Proponents of fighting in hockey should at least be honest with what they really enjoy. I liked Justin’s defence of the Arron Asham scrap with Tanner Glass off the puck drop of the Penguins-Rangers game on the basis that there was less of a strategic element involved, and it was just something he, well, enjoyed. Nothing wrong there.
Where you do go wrong is infer a tangible contribution to the game for either side based after the fact. Post hoc ergo propter hoc, or basically, don’t waste my time with after the fact reasoning. I prefer predictive analysis to reflexive analysis particularly for this reason.
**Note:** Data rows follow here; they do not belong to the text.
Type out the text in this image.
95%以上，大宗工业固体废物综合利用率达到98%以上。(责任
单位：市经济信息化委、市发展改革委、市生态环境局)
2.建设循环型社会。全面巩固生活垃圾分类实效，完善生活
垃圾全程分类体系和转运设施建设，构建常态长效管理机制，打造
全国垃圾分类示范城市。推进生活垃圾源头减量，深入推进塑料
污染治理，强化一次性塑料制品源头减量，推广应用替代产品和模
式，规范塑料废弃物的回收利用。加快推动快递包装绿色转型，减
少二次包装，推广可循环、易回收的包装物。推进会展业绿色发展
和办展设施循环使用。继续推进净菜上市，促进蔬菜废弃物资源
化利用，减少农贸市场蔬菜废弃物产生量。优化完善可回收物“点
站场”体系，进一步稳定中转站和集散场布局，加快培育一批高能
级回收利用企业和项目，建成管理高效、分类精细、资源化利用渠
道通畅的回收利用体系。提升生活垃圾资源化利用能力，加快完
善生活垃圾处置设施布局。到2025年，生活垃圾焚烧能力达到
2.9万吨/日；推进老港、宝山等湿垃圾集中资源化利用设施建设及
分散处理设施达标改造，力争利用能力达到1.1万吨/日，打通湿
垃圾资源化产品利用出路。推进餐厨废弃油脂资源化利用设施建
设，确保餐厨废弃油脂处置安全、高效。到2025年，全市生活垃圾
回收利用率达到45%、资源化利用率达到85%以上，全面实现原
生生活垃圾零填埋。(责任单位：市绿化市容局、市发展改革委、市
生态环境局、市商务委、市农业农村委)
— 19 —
When you’re dealing with the end result, it’s a lot easier to skip steps when you’re, as they say in high school math class, showing your work.
There’s something to be said for lining a goon up against a player like Zack Kassian, or Milan Lucic, or Wayne Simmonds, or any big dangerous man who likes to fight, but is also good at other things as well. It’s at least one way to neutralize a threat. However there’s still a cost to bringing along a player like Orr, like Engelland, who won’t contribute offensively, in that you’re taking away that fourth line spot from potentially a good scorer who would thrive in the protected minutes goons tend to get.
As for player protection, well, the Leafs certainly won’t be a healthy club this year. Neither will the Oilers. Neither will any team, really, and it doesn’t matter whether there’s an enforcer around to protect them or not. Milan Lucic and Zdeno Chara were both on the ice when Matt Cooke levelled Marc Savard and probably ended his career. Brooks Orpik was on the ice when Victor Hedman boarded Sidney Crosby and put him out for, well, until the next face-off until Crosby was out with the concussion. There are scores of anecdotal examples to counter every assertion made about Dave Semenko.
Minor leagues are legislating fighting out of the game, and eventually the NHL will as well, but I think by then, teams will have systematically eliminated the fighter. Fighting has dropped 31.3% in the last ten seasons (numbers from hockeyfights.net) and other than a brief uptick last season the year after the Boston Bruins won the Cup thanks to
historical goaltending highs fighting a lot, the trend has been that the league’s players are finding something better to do than fight. Tie Domi got twice the minutes in Toronto than Colton Orr ever did, and I think teams are eventually going to come to the realization that it’s wasting a roster spot.
While they’re at it, NHL teams should also work together to systematically eliminate the trapezoid.